Chick Corea is one of the most important jazz-keyboardist and composers of his generation. Is and Sundance is early in his career when he was helping Miles Davis create his electric jazz fusion and developing his more acoustic sound (although Chick plays some electric piano on Is and Sundance, he is not playing fusion). These are two parallel paths (electric and acoustic). Chick would pursue the rest of his career. I particularly enjoy the “freer” styles here as this was not typical in his catalog, and frankly, he was good at it.

Another hallmark of Chick’s career was attracting great musicians – both famous and unknown. The star of this show, besides Chick, of course, is saxophonist Bennie Maupin, who is not even listed on the album credits. My guy Woody Shaw does not get much space here despite being credited. He only gets to strut his stuff on “Converge” and “Sundance,” but even there, it is in an ensemble role vs. a soloist. Laws is a major soloist on “Song Of Wind.” Dave Holland has a nice intro on “Sundance.”

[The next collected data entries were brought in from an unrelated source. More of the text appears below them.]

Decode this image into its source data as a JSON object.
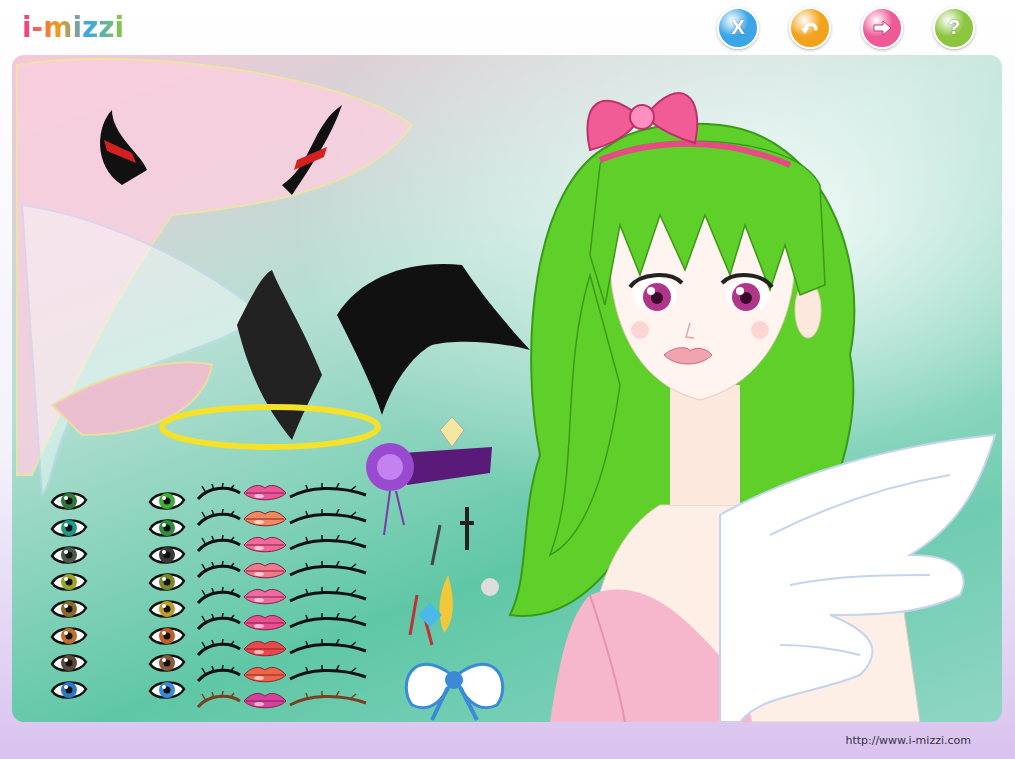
{
  "logo": {
    "text": "i-mizzi"
  },
  "toolbar": [
    {
      "kind": "close",
      "label": "X",
      "color": "#3aa6e8"
    },
    {
      "kind": "undo",
      "color": "#f3a21c"
    },
    {
      "kind": "next",
      "color": "#ee5a98"
    },
    {
      "kind": "help",
      "label": "?",
      "color": "#8cc63f"
    }
  ],
  "palette": {
    "eyes": [
      {
        "color": "#2f7a3a"
      },
      {
        "color": "#3fae3a"
      },
      {
        "color": "#1f9a8a"
      },
      {
        "color": "#2e8f3e"
      },
      {
        "color": "#4a5a4a"
      },
      {
        "color": "#3a3a3a"
      },
      {
        "color": "#9aa62a"
      },
      {
        "color": "#7a8a2a"
      },
      {
        "color": "#8a6a2a"
      },
      {
        "color": "#c09a2a"
      },
      {
        "color": "#c0702a"
      },
      {
        "color": "#c0602a"
      },
      {
        "color": "#5a4a3a"
      },
      {
        "color": "#8a5a3a"
      },
      {
        "color": "#2a7ac8"
      },
      {
        "color": "#3a8ad8"
      }
    ],
    "lips": [
      {
        "color": "#e8569c"
      },
      {
        "color": "#f08a58"
      },
      {
        "color": "#f0689e"
      },
      {
        "color": "#f07a8c"
      },
      {
        "color": "#ee6aa2"
      },
      {
        "color": "#e84e90"
      },
      {
        "color": "#e84a48"
      },
      {
        "color": "#ec6644"
      },
      {
        "color": "#d6409e"
      }
    ],
    "lashes": [
      {
        "color": "#111111"
      },
      {
        "color": "#111111"
      },
      {
        "color": "#111111"
      },
      {
        "color": "#111111"
      },
      {
        "color": "#111111"
      },
      {
        "color": "#111111"
      },
      {
        "color": "#111111"
      },
      {
        "color": "#111111"
      },
      {
        "color": "#7a4020"
      }
    ]
  },
  "footer": {
    "url": "http://www.i-mizzi.com"
  }
}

As far as a $3 record, it is “crate digger’s gold.” The album is in excellent shape, the cover is good (except for the cut-out drill hole), and it is worth more than I paid. My next mission is to find its companion, If.

Personnel: Chick Corea (piano), Horace Arnold (drums), Jack De Johnette (drums), Dave Holland (bass), Hubert Laws (flute, piccolo), Bennie Maupin (tenor saxophone), Woody Shaw (trumpet). Produced by Sonny Lester; recording engineered by Malcolm Addey.

Sundance and Is are not on streaming; however, the compilation Complete Is Sessions is.